Poética-manifesto


Não foi uma surpresa quando me disseram que meu corpo, louco, não servia para esse mundo. A gente cedo ou tarde percebe quando o nosso corpo não serve para o que chamam de vida, a gente, antes de questionar o que é realmente vida, passa anos tendo certeza de que o próprio corpo não serve. Foi assim que eu vivi, quieta num canto do corpo, inquieta, irritada com sua selvageria.

A gente deixa de lado a imaginação como parte do que é estar vivo, a gente quebra a ponte que une o “eu” ao corpo e por isso nos sentimos isolados, mas por muito tempo achei que o corpo era isso, isolamento, prisão, limite.

As crises tiraram de mim algo fundamental: os livros. Eu não conseguia sair de casa, ok, eu não conseguia me levantar, tudo bem, mas eu não conseguia ler, eu olhava para as palavras e elas continuavam deitadas, inertes, sozinhas como eu. Por isso voltei. Com ajuda, virei minha vida do avesso, voltei, renasci. E voltei com sede de inventar um novo corpo, não com faca, sangue e frankenstein. Com palavras. Um novo corpo a partir de uma nova história sobre o corpo.

A mitologia que temos em torno da vida vem dessa ideia de corpo que precisa ser uniforme e previsível, um corpo inventado para o trabalho lá no começo do capitalismo moderno, fixo, sem ciclos, dessacralizado. Dessacralizar o corpo é excluir a imaginação da ideia de saúde, com isso excluindo os reinos invisíveis do corpo, seus mistérios, sua conexão com os tempos da natureza e com a criação de outros mundos. O corpo deixa de ser bicho e se torna o funcionário de uma mente insegura, estressada, ansiosa.

Temos ideias de corpo e de vida colonizadas, por isso temos corpos colonizados, tomados por forças uniformizadoras, interessadas no controle e no capital, que classificam nossos corpos por sua utilidade ao trabalho produtivo, produzidor, acumulador, reprodutos, todos os dias, o tempo todo, sem pausa, sem ciclo, viva isso, seja isso, sinta-se incapaz por não se sentir bem com isso.

Se colonizam nossos corpos com palavras, seria possível, com palavras, descolonizar nossos corpos? Tomá-los de volta? Recuperar com versos o viço da pele, a festa dos olhos, a paixão por fazer algo? O poema nos ensina a morrer, sim, mas pode ele nos ensinar a viver? A ser corpo? A viver em queda livre?

Seria possível escrever um livro que me trouxesse de volta ao meu corpo? Seria possível apresentar esse livro como um feitiço? Como faziam os mitos, as lendas, os contos de fadas? Seria possível criar um conto de fadas pós-apocalíptico, uma costura de palavras mágicas para que outres pudessem tomar seus corpos de volta? Um experimento literário-alquímico?

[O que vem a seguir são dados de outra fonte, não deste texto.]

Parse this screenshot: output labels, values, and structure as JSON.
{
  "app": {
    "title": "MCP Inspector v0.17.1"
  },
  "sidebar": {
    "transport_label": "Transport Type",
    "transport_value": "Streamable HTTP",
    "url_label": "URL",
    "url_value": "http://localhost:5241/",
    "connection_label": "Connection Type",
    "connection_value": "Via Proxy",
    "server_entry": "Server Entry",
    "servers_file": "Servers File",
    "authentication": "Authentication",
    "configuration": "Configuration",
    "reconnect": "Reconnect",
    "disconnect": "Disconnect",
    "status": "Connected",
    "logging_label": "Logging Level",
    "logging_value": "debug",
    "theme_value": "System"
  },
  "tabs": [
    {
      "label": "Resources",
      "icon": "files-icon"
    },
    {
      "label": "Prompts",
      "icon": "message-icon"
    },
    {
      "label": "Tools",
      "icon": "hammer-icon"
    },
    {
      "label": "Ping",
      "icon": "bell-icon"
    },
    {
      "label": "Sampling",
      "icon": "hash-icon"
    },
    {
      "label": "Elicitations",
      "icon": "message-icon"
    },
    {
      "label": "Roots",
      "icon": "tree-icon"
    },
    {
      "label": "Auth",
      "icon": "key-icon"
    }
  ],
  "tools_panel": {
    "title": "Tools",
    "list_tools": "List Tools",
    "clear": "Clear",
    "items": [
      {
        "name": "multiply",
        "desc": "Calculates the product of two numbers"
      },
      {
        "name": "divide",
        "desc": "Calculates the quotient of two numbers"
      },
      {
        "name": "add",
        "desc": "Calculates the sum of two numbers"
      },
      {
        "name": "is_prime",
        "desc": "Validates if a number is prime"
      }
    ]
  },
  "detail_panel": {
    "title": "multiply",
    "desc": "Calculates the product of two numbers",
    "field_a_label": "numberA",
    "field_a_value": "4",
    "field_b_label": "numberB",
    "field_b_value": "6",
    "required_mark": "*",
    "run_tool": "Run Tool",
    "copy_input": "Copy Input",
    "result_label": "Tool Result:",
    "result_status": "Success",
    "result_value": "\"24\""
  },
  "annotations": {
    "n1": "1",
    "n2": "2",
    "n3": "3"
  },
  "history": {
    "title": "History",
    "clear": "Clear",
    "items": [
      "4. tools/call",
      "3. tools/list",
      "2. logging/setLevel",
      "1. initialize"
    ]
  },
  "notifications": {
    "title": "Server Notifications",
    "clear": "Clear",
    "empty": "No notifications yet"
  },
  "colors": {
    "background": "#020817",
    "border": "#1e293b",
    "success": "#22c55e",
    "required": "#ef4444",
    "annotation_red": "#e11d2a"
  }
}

Vem primeiro como cisma, uma cisma por palavras, uma cisma de que as palavras podem ser a chave das portas que fecham e abrem o nosso corpo. Uma cisma também pelo silêncio, pelo arrebatamento do silêncio, por sua sensualidade, um silêncio serpente escorrendo a curva entre as palavras. Não qualquer silêncio, não qualquer palavra. Calar-se não é sagrado. A palavra que uniformiza não é feitiço, é maldição, é sono, não sonho.

Na busca por compartilhar essa jornada, vivida a cada segundo como processo criativo, incorporação e transmigração da alma, é aqui que você me encontra, nessa aventura, me jogando e tentando aprender a permanecer em queda livre, a não me conter, a não me constranger, a me jogar de novo se for preciso, a viver o processo criativo como uma travessia no corpo, e te convidando a fazer o mesmo, a viver comigo o que escrevo e a escrever comigo nesse movimento, o 99% inspiração.